今年1月1日に日本はキガリ改正に批准しましたので、今後は、国内でのHFC(ハイドロフルオロカーボン。通称「代替フロン」)の生産と輸入の合計を段階的に削減する必要があります。HFCの生産と輸入が規制されることによって、冷媒の絶対数量は減っていき、冷媒の価格及びそれに伴う整備費用の価格は高騰していきます。また、冷媒の再生は生産にはあたりませんので、今後は再生冷媒の使用も重要となっていきます。

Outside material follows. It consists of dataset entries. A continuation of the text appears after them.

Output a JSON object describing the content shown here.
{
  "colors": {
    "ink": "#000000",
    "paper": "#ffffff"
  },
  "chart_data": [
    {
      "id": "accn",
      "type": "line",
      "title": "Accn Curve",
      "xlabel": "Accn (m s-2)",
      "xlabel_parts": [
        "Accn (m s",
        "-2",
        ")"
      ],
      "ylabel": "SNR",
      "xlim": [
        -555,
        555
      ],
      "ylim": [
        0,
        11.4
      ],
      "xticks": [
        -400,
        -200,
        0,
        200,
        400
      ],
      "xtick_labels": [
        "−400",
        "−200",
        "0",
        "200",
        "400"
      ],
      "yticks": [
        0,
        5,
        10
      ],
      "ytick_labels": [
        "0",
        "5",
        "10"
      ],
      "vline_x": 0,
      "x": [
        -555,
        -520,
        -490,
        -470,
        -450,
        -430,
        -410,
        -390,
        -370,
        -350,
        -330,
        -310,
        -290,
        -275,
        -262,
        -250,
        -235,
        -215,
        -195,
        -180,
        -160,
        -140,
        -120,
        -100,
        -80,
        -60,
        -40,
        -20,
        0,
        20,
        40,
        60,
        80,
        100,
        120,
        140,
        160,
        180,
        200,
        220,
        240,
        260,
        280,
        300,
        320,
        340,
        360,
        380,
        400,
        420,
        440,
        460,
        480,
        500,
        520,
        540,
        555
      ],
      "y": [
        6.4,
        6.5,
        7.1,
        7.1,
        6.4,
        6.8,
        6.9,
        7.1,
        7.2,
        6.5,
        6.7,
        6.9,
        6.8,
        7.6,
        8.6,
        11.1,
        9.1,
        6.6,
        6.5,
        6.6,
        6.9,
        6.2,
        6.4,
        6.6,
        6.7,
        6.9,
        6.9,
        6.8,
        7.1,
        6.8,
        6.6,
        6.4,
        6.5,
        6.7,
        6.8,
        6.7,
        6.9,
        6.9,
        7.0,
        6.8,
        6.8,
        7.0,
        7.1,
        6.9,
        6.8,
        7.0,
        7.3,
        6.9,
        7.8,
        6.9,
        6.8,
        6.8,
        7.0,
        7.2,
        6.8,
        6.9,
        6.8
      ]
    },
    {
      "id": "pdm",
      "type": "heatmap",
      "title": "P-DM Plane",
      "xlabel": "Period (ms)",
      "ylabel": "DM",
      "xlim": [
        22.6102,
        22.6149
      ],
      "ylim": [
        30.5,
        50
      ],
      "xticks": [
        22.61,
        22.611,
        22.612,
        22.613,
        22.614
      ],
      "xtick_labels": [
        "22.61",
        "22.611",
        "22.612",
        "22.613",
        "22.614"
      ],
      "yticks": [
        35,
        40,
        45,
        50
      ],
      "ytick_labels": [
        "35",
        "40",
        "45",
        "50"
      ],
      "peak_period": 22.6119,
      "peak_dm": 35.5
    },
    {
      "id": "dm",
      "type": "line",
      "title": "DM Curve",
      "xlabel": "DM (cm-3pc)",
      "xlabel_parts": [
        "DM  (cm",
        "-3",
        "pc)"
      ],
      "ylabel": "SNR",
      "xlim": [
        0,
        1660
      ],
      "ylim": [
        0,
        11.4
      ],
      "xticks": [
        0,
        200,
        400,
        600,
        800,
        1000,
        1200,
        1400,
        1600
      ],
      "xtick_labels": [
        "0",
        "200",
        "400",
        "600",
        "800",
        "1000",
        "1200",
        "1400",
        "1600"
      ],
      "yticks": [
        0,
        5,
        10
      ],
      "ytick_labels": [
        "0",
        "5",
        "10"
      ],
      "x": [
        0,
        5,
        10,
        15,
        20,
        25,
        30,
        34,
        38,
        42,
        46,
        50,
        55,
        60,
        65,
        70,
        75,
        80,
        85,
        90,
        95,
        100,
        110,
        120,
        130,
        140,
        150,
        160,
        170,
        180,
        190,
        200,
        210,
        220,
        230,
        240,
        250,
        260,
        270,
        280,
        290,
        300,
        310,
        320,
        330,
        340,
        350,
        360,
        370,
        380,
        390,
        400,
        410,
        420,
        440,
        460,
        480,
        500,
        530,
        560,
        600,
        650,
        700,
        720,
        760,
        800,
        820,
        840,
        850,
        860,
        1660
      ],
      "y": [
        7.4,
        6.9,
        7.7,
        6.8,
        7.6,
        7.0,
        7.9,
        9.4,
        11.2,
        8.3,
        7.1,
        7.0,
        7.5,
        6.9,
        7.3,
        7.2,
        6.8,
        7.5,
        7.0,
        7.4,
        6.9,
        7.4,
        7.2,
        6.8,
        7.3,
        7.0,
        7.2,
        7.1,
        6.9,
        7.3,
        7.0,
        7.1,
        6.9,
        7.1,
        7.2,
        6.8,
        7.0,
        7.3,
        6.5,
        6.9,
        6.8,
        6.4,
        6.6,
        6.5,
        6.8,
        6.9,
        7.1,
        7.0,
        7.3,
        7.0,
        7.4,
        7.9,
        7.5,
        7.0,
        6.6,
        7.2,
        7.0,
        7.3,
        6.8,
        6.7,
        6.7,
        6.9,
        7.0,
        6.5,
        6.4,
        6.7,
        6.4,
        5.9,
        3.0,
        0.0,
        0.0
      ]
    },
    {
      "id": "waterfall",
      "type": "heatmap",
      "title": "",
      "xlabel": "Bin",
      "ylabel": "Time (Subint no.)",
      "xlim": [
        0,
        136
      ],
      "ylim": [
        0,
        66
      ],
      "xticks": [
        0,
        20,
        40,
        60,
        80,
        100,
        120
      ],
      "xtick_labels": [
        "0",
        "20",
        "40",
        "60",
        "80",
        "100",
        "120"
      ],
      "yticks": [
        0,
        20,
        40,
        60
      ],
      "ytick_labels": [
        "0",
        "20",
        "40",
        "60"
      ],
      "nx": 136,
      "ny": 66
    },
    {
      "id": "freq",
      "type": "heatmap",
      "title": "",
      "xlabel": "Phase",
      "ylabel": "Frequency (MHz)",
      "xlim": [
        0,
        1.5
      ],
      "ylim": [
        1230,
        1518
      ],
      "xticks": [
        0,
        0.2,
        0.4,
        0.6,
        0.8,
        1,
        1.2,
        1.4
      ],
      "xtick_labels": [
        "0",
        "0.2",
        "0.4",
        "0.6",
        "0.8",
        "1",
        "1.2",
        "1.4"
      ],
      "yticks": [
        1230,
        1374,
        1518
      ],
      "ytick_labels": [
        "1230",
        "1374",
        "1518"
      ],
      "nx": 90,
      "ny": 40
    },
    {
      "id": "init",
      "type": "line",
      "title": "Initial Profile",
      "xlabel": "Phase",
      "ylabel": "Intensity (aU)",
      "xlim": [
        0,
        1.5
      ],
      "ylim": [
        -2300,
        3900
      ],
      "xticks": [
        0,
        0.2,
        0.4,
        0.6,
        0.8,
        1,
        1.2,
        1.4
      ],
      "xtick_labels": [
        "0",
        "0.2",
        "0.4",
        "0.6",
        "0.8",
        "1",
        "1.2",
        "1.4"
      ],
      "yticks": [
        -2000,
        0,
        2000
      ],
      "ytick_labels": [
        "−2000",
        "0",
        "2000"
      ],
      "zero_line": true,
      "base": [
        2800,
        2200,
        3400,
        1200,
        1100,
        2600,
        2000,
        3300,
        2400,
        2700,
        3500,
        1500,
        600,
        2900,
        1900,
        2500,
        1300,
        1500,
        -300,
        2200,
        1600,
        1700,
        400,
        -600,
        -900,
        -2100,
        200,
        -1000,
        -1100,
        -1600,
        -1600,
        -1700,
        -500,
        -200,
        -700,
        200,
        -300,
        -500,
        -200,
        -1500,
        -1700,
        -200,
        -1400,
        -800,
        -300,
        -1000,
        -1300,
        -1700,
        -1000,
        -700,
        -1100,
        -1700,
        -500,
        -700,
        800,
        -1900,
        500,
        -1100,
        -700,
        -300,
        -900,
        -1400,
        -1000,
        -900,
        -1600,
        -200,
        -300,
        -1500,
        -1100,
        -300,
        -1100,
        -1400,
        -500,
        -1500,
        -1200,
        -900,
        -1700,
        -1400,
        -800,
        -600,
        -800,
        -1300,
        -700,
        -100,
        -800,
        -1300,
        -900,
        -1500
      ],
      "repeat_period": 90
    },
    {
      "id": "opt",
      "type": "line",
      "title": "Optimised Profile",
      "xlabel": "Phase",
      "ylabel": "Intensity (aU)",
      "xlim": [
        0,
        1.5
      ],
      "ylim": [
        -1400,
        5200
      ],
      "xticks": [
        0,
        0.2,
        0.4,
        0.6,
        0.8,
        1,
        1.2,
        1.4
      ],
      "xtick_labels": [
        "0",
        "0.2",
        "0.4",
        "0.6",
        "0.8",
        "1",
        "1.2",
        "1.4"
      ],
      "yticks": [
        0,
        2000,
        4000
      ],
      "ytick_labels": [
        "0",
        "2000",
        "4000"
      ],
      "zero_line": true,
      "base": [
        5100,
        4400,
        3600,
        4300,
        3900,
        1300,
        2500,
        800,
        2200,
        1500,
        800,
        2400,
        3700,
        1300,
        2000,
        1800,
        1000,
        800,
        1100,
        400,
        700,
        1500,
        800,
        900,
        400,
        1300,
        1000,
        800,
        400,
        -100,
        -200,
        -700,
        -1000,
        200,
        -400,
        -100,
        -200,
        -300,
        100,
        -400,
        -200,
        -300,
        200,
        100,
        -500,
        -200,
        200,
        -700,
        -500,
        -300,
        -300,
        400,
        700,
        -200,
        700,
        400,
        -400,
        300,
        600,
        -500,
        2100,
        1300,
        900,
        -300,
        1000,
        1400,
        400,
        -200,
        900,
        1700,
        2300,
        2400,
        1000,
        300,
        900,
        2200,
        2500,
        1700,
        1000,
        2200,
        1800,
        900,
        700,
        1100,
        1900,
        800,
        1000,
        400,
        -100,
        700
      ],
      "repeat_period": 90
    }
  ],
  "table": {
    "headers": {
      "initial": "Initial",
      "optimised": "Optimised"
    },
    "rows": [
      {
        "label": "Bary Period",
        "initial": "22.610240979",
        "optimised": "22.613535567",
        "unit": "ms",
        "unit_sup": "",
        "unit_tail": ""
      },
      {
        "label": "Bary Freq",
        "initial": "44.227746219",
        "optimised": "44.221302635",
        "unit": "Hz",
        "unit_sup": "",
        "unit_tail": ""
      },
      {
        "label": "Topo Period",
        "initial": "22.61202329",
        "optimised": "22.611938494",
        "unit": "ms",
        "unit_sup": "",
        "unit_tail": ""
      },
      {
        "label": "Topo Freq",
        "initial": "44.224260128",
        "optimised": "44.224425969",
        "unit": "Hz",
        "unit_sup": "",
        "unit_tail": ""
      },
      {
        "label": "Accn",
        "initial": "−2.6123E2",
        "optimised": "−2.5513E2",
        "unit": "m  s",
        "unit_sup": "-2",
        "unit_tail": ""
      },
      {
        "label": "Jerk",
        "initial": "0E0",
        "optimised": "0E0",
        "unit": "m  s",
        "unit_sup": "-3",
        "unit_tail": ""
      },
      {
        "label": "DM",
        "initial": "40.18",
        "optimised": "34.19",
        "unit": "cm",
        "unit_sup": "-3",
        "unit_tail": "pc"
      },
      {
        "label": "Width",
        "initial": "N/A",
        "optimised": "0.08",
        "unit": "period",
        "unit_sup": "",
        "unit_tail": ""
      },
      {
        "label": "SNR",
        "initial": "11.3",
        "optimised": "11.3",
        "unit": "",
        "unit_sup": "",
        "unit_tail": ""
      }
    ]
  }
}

そこで、キガリ改正の内容とともに、今後益々重要となってくる冷媒管理と漏洩対策について確認しておきましょう。

(1)キガリ改正とは

キガリ改正とは、2016年10月、ルワンダのキガリにおいて改正された、モントリオール議定書に基づく国際的なHFCの生産削減の条約です。日本は2019年1月に批准しました。同改正に基づき、国内でのHFCの生産と輸入の合計を段階的に削減する必要があります。

この生産削減はHFCの量をGWP(地球温暖化係数)で換算した炭酸ガス相当量(トン- CO2 )であるため、メーカーは、現在最も使われているR404AやR410AというGWP値(温室効果)が高いHFCの生産を自ずと減らしていくことになります。